Deze gang van zaken is opmerkelijk, omdat de suppletieplicht (en de beboeting daarvan) vooral in het leven is geroepen om ervoor te zorgen dat belastingschulden, die bij het opstellen van de jaarrekening of op ieder ander later moment dan het indienen van de belastingaangifte worden ontdekt, alsnog worden gemeld en betaald.

In de zaken waarin een schending van de suppletieplicht wordt beboet of bestraft, lijkt vooralsnog vooral sprake te zijn van ondernemers en adviseurs, die wel degelijk wisten dat te weinig omzetbelasting werd afgedragen. Beboeting of bestraffing van het opzettelijk onjuist doen van de aangifte omzetbelasting lijkt dan meer voor de hand te liggen. Niettemin wordt dan ook vaak artikel 10a AWR in stelling gebracht.
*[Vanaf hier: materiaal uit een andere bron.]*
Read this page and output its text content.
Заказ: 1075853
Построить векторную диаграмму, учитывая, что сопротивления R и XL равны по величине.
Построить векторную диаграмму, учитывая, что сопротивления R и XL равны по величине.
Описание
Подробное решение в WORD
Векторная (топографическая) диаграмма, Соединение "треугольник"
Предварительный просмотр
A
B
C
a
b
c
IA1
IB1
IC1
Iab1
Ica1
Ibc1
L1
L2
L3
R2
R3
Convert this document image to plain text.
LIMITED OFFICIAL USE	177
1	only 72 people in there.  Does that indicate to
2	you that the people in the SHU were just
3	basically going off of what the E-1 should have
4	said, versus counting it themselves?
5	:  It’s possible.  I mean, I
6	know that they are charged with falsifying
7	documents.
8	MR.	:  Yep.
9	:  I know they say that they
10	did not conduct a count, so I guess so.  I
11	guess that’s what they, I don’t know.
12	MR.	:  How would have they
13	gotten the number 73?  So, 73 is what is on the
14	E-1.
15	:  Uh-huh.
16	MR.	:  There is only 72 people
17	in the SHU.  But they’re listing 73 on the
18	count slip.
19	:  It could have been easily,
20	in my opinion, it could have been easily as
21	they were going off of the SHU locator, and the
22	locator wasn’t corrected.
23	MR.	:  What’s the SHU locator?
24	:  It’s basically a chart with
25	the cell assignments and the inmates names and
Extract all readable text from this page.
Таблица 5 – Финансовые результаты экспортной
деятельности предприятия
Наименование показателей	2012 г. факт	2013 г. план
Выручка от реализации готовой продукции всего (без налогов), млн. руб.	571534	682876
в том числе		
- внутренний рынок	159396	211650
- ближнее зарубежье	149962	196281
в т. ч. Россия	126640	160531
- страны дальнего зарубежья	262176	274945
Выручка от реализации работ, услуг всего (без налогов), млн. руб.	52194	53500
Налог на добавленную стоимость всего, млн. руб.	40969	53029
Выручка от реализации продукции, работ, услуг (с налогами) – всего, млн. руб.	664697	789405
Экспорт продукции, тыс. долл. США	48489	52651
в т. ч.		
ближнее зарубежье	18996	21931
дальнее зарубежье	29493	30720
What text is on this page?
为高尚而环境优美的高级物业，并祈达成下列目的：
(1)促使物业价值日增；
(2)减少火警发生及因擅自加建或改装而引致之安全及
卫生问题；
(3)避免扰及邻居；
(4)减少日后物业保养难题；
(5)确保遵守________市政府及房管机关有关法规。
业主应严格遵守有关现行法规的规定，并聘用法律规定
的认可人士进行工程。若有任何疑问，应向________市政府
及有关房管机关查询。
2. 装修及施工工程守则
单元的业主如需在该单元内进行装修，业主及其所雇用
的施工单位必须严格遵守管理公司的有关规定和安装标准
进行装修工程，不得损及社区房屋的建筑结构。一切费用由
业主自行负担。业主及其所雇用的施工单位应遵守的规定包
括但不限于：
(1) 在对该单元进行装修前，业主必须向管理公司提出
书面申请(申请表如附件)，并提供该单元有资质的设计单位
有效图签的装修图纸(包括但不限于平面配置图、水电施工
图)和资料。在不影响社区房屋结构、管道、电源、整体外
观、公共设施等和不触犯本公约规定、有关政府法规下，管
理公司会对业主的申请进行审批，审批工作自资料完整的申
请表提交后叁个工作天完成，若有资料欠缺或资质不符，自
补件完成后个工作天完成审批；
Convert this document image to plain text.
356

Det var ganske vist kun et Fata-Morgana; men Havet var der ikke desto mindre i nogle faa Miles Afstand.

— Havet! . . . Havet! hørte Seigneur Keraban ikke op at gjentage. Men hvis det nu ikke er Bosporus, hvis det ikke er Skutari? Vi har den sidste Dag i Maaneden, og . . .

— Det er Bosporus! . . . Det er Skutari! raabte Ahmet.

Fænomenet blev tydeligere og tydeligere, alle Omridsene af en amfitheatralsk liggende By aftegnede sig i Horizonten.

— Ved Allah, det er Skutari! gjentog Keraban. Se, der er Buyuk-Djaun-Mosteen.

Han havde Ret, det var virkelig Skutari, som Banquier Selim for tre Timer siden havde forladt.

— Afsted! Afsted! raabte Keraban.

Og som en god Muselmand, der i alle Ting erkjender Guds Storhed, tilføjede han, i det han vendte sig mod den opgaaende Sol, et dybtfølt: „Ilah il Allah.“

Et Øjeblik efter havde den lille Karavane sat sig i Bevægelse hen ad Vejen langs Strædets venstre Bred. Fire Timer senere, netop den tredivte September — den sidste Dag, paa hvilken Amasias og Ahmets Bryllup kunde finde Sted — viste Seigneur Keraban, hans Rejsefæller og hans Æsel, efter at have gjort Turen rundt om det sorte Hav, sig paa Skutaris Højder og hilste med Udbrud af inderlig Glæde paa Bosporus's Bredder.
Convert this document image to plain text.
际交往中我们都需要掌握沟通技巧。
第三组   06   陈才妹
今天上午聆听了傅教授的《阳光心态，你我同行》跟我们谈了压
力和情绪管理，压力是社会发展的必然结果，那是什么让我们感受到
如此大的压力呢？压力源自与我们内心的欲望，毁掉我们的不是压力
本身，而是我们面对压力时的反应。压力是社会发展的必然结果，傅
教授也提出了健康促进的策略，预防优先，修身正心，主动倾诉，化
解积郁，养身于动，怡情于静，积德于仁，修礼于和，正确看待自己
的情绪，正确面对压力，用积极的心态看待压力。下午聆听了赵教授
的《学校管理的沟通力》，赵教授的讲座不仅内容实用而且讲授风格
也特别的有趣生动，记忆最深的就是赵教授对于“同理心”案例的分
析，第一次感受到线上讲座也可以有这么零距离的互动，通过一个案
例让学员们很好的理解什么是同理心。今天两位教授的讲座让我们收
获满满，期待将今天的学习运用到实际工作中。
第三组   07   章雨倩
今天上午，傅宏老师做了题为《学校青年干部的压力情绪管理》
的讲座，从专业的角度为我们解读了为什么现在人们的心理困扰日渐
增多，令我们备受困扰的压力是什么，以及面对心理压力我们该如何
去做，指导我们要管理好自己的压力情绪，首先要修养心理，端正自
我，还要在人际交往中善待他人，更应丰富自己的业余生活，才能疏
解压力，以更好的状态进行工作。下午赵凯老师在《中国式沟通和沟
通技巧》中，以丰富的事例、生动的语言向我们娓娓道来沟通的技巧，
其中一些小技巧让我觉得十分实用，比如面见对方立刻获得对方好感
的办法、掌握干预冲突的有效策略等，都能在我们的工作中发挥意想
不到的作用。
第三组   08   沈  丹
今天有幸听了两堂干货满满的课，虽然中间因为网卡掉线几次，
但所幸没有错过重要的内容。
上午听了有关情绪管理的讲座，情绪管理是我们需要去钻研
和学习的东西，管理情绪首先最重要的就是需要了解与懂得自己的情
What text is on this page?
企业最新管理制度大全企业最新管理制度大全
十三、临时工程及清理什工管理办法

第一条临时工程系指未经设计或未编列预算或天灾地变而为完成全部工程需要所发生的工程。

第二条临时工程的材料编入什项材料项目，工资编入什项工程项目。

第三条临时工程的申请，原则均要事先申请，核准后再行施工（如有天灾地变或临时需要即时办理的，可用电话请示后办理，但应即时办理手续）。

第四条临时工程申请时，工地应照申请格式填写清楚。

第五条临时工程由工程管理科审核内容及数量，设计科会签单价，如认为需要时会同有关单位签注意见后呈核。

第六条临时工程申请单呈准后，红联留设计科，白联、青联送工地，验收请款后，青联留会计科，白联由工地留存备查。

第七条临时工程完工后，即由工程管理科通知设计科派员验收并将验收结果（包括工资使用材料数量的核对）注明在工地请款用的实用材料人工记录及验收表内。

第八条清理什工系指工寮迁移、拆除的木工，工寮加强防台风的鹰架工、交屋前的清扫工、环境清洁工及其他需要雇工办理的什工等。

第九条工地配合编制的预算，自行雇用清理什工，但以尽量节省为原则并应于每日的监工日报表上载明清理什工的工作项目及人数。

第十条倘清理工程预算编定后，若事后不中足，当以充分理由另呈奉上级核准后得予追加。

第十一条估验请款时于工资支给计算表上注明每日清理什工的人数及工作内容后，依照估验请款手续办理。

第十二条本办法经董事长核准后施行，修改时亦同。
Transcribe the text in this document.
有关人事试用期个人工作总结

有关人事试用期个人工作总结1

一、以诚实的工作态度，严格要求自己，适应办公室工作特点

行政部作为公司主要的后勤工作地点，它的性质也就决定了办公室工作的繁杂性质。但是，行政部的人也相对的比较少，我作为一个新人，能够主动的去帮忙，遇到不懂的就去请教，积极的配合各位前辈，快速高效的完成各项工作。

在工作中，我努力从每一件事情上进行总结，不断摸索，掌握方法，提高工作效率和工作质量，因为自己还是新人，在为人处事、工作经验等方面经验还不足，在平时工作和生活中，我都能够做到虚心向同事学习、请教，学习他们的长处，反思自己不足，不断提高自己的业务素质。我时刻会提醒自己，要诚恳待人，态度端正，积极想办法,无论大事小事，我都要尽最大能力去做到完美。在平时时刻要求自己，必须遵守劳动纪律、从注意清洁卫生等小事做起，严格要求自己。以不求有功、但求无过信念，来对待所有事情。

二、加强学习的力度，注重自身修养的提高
Kim Demandt en Anke Feenstra hebben in een artikel in het BTW-bulletin reeds betoogd dat strafrechtelijke vervolging van de suppletieverplichting niet mogelijk is. In dit artikel bespreken zij dat de parlementaire geschiedenis bij artikel 10a AWR met geen woord spreekt over strafvervolging. Ook is de koppeling met artikel 68 AWR (de strafbepaling voor een schending van fiscale inlichtingenverplichtingen) niet mogelijk, nu de suppletieplicht, anders dan de inlichtingenverplichting uit artikel 47 AWR en de aangifteplicht uit de materiële belastingwetten, niet in een belastingwet, maar slechts in een uitvoeringsregeling is verankerd. Ten slotte bieden ook de overige strafbepalingen uit de AWR (artikel 70 en 71 AWR) geen uitkomst. In een recente uitspraak heeft het Gerechtshof ’s-Hertogenbosch deze argumenten volledig gevolgd in een strafzaak tegen een transportondernemer (ECLI:NL:GHSHE:2018:2879). Overigens moet worden opgemerkt dat de Advocaat-Generaal al rekwireerde tot schuldigverklaring zonder oplegging van straf of maatregel ten aanzien van de suppletieplicht.

Het Gerechtshof ’s-Hertogenbosch gaat echter nog een fundamentele stap verder door te verwijzen naar artikel 6 EVRM en artikel 48 van het EU-Handvest.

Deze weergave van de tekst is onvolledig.